The New Column Documentation column should contain a brief statement explaining what the new column is meant to represent.

Source Column ID

The Source Column ID column should contain the unique identifier at the end of the column name in the input data. It should only be left blank in cases where the New Column being created (and required by the intended algorithm) depends on information that is unavailable in the source data, and thus there is no relevant source column.
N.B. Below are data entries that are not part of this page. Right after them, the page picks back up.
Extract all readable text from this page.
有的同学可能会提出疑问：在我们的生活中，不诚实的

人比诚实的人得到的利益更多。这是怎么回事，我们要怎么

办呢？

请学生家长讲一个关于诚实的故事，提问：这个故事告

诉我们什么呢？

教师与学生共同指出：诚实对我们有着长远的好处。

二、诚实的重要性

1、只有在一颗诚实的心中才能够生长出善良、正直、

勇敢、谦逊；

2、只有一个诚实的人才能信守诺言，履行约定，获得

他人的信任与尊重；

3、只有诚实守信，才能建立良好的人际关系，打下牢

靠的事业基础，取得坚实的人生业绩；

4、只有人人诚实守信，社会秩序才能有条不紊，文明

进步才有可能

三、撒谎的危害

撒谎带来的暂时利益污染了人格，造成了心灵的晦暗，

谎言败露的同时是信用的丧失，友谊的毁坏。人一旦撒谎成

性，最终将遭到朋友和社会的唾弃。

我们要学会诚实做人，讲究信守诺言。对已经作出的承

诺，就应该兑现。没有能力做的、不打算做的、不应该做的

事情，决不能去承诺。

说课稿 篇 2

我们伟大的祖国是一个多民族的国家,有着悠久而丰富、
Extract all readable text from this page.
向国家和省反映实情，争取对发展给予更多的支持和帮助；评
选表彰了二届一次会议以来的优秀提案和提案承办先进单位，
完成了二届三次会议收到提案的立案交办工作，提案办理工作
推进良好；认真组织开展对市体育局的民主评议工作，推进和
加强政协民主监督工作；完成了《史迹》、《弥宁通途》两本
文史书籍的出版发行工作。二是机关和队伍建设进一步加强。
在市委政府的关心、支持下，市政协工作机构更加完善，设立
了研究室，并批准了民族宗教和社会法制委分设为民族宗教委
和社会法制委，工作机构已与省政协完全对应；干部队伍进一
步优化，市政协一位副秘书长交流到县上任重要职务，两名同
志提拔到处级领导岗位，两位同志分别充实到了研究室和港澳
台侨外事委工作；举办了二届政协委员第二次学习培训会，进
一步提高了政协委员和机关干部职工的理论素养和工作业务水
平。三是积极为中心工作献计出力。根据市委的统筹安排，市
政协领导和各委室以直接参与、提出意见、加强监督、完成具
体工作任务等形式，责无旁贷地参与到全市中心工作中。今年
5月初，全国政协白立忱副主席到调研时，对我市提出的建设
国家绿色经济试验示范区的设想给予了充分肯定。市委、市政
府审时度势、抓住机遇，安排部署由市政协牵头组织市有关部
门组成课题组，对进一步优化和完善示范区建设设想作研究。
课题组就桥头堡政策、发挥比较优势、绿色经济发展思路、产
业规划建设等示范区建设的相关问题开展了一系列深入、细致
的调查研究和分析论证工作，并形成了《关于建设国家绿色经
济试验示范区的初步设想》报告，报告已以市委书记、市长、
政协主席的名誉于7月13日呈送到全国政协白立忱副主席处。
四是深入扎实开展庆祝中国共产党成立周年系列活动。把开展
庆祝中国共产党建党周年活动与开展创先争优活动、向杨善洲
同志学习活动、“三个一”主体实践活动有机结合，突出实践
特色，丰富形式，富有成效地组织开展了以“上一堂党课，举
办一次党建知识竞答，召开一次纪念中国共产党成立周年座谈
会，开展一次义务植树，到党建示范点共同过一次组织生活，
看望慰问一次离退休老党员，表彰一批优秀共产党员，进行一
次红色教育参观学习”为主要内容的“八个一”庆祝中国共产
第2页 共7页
Source Column Documentation

The Source Column Documentation column should contain a brief statement explaining what information the source column contains. This, along with the New Column Documentation column, makes it much easier to at-a-glance check the logic behind these mappings.

Relationship

The Relationship column should contain one of 8 valid relationships, which use the value in the Condition column to return a boolean value for the output data. The currently supported relationships are:

  • eq: is equal to
  • gt: is greater than
  • ge: is greater than or equal to
  • lt: is less than
  • le: is less than or equal to
  • ne: is not equal to
  • contains: contains the substring
  • between: is between 2 numbers, inclusive

Condition

The Condition column should contain the condition being applied to the source column. For example, yes, 5 or 15 to 30.

Note

Conditions in the form ## to ## should only be used when the relationship is between, in order to give the two numbers that make up the low and high end of the acceptable range.

Prerequisite

The Prerequisite column is optional. It should be left blank if there is no prerequisite. If there is a prerequisite condition, then this column should contain the name of the column in the final data to reference.

For example, the new column MAGEGP1 is created based on the condition of if the source column ageInYears is between 12 to 19. It also lists a prerequisite of FEMALE, which is a previously created column in the output data, containing its own boolean, which checks to see if Id10019 is equal to “female”.